# 2.9: Fitting a Conic Section Through n Points

What is the best ellipse passing near to the following \(16\) points?

\(( \ 1,50) \ (11,58) \ (20,63) \ (30,60)\)

\((42,59) \ (48,52) \ (54,46) \ (61,42)\)

\((61,19) \ (45,12) \ (35,10) \ (25,13)\)

\((17,17) \ (14,22) \ ( \ 5,29) \ ( \ 3,43)\)

This is answered by substituting each point \((x , y)\) in turn in the equation

\[ax^2 + 2hxy + by^2 + 2gx + 2fy + 1 = 0, \label{2.9.1} \tag{2.9.1}\]

thus obtaining 16 equations in the coefficients \(a\), \(h\), \(b\), \(g\), \(f\). (The constant term can be taken to be unity.) These are the equations of condition. The five normal equations can then be set up and solved to give those values for the coefficients that will result in the sum of the squares of the residuals being least, and it is in that sense that the "best" ellipse results. The details of the method are given in the chapter on numerical methods. The actual solution for the points given above is left as an exercise for the energetic.

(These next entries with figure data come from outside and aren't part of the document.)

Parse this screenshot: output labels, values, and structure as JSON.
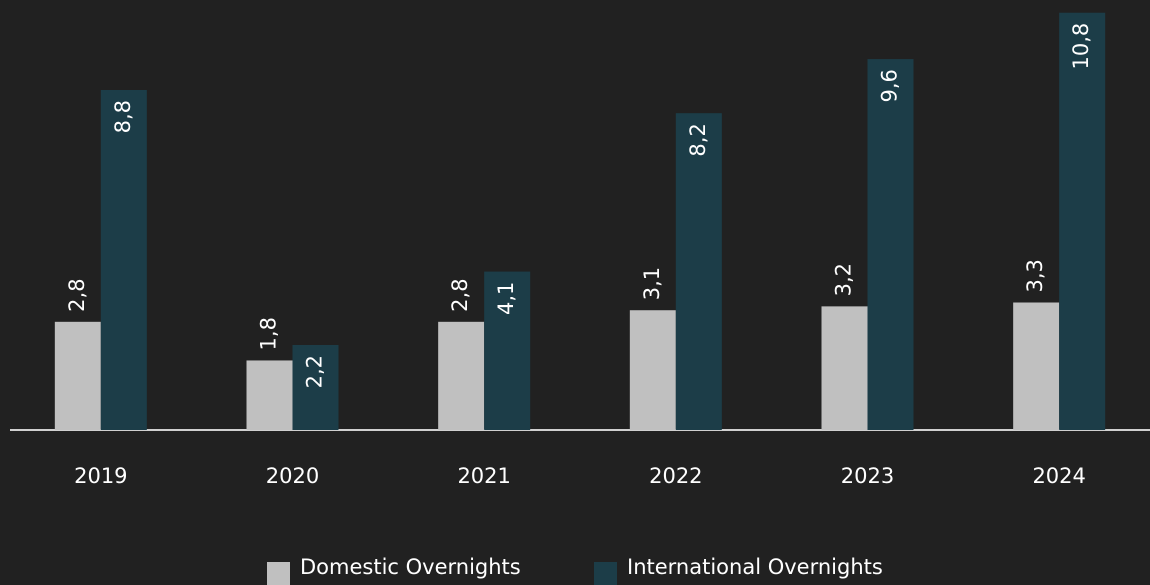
{
  "chart_data": {
    "type": "bar",
    "categories": [
      "2019",
      "2020",
      "2021",
      "2022",
      "2023",
      "2024"
    ],
    "series": [
      {
        "name": "Domestic Overnights",
        "color": "#c0c0c0",
        "values": [
          2.8,
          1.8,
          2.8,
          3.1,
          3.2,
          3.3
        ],
        "value_labels": [
          "2,8",
          "1,8",
          "2,8",
          "3,1",
          "3,2",
          "3,3"
        ]
      },
      {
        "name": "International Overnights",
        "color": "#1c3d48",
        "values": [
          8.8,
          2.2,
          4.1,
          8.2,
          9.6,
          10.8
        ],
        "value_labels": [
          "8,8",
          "2,2",
          "4,1",
          "8,2",
          "9,6",
          "10,8"
        ]
      }
    ],
    "ylim": [
      0,
      11
    ],
    "legend": "bottom"
  }
}
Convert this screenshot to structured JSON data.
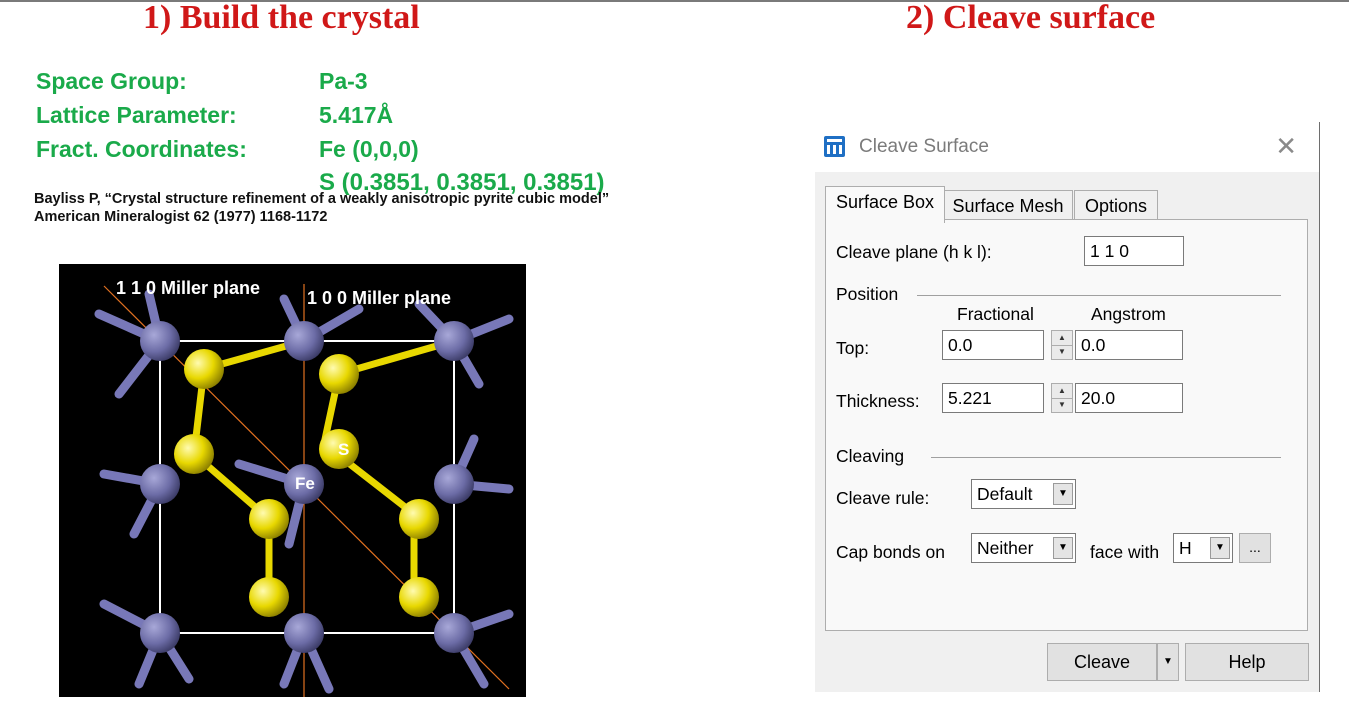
{
  "headings": {
    "build": "1) Build the crystal",
    "cleave": "2) Cleave surface"
  },
  "crystal_props": {
    "space_group_label": "Space Group:",
    "space_group_value": "Pa-3",
    "lattice_label": "Lattice Parameter:",
    "lattice_value": "5.417Å",
    "coords_label": "Fract. Coordinates:",
    "coords_fe": "Fe (0,0,0)",
    "coords_s": "S (0.3851, 0.3851, 0.3851)"
  },
  "citation": "Bayliss P, “Crystal structure refinement of a weakly anisotropic pyrite cubic model” American Mineralogist 62 (1977) 1168-1172",
  "structure_image": {
    "plane_110_label": "1 1 0 Miller plane",
    "plane_100_label": "1 0 0 Miller plane",
    "atom_s_label": "S",
    "atom_fe_label": "Fe",
    "colors": {
      "background": "#000000",
      "fe": "#6c6ca6",
      "s": "#e8d800",
      "plane_line": "#e07020",
      "cell": "#ffffff"
    }
  },
  "dialog": {
    "title": "Cleave Surface",
    "tabs": [
      "Surface Box",
      "Surface Mesh",
      "Options"
    ],
    "cleave_plane_label": "Cleave plane (h k l):",
    "cleave_plane_value": "1 1 0",
    "position_group": "Position",
    "col_fractional": "Fractional",
    "col_angstrom": "Angstrom",
    "top_label": "Top:",
    "top_fractional": "0.0",
    "top_angstrom": "0.0",
    "thickness_label": "Thickness:",
    "thickness_fractional": "5.221",
    "thickness_angstrom": "20.0",
    "cleaving_group": "Cleaving",
    "cleave_rule_label": "Cleave rule:",
    "cleave_rule_value": "Default",
    "cap_bonds_label": "Cap bonds on",
    "cap_bonds_value": "Neither",
    "face_with_label": "face with",
    "face_with_value": "H",
    "ellipsis_label": "...",
    "cleave_button": "Cleave",
    "help_button": "Help"
  }
}
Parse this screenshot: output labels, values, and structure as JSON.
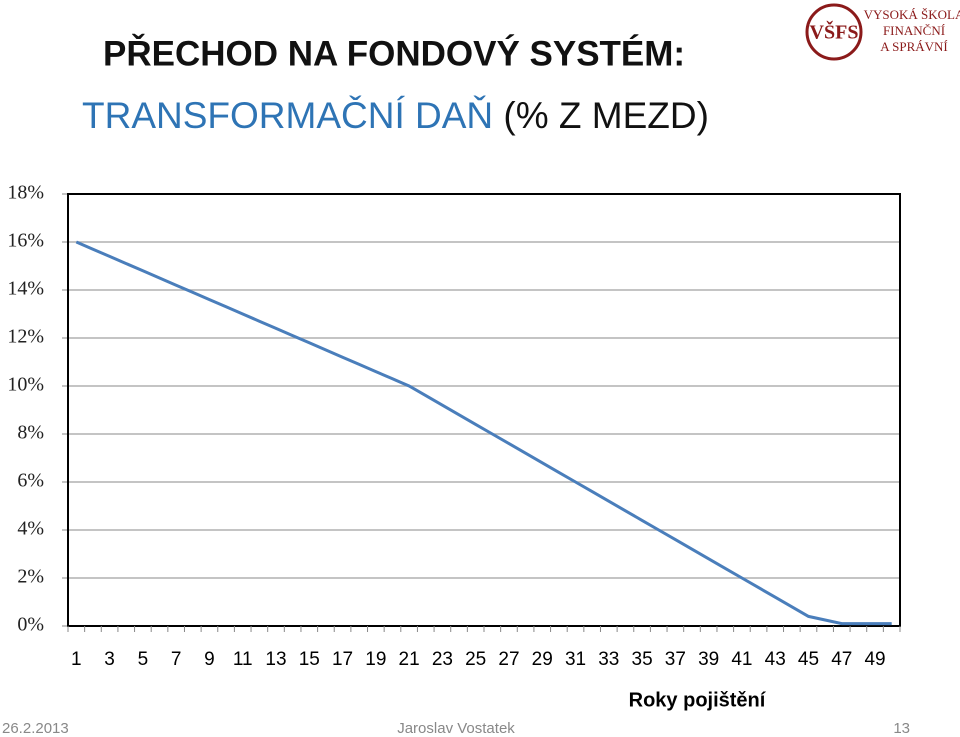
{
  "header": {
    "title_line1": "PŘECHOD NA FONDOVÝ SYSTÉM:",
    "title_line2_colored": "TRANSFORMAČNÍ DAŇ",
    "title_line2_rest": " (% Z MEZD)"
  },
  "logo": {
    "mark": "VŠFS",
    "lines": [
      "VYSOKÁ ŠKOLA",
      "FINANČNÍ",
      "A SPRÁVNÍ"
    ]
  },
  "chart_data": {
    "type": "line",
    "x_label": "Roky pojištění",
    "categories": [
      1,
      null,
      3,
      null,
      5,
      null,
      7,
      null,
      9,
      null,
      11,
      null,
      13,
      null,
      15,
      null,
      17,
      null,
      19,
      null,
      21,
      null,
      23,
      null,
      25,
      null,
      27,
      null,
      29,
      null,
      31,
      null,
      33,
      null,
      35,
      null,
      37,
      null,
      39,
      null,
      41,
      null,
      43,
      null,
      45,
      null,
      47,
      null,
      49,
      null
    ],
    "values": [
      16,
      15.7,
      15.4,
      15.1,
      14.8,
      14.5,
      14.2,
      13.9,
      13.6,
      13.3,
      13,
      12.7,
      12.4,
      12.1,
      11.8,
      11.5,
      11.2,
      10.9,
      10.6,
      10.3,
      10,
      9.6,
      9.2,
      8.8,
      8.4,
      8,
      7.6,
      7.2,
      6.8,
      6.4,
      6,
      5.6,
      5.2,
      4.8,
      4.4,
      4,
      3.6,
      3.2,
      2.8,
      2.4,
      2,
      1.6,
      1.2,
      0.8,
      0.4,
      0.25,
      0.1,
      0.1,
      0.1,
      0.1
    ],
    "color": "#4a7ebb",
    "ylim": [
      0,
      18
    ],
    "yticks": [
      {
        "value": 0,
        "label": "0%"
      },
      {
        "value": 2,
        "label": "2%"
      },
      {
        "value": 4,
        "label": "4%"
      },
      {
        "value": 6,
        "label": "6%"
      },
      {
        "value": 8,
        "label": "8%"
      },
      {
        "value": 10,
        "label": "10%"
      },
      {
        "value": 12,
        "label": "12%"
      },
      {
        "value": 14,
        "label": "14%"
      },
      {
        "value": 16,
        "label": "16%"
      },
      {
        "value": 18,
        "label": "18%"
      }
    ],
    "grid": true
  },
  "footer": {
    "date": "26.2.2013",
    "author": "Jaroslav Vostatek",
    "page": 13
  }
}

It might be thought that we are now well on the way to doing some real orbital theory. After all, suppose that we have several positions of a planet in orbit around the Sun, or several positions of the secondary component of a visual binary star with respect to its primary component; we can now fit an ellipse through these positions. However, in a real orbital situation we have some additional information as well as an additional constraint. The additional information is that, for each position, we also have a time. The constraint is that the orbit that we deduce must obey Kepler's second law of planetary motion - namely, that the radius vector sweeps out equal areas in equal times. We shall have to await Part II before we get around actually to computing orbits.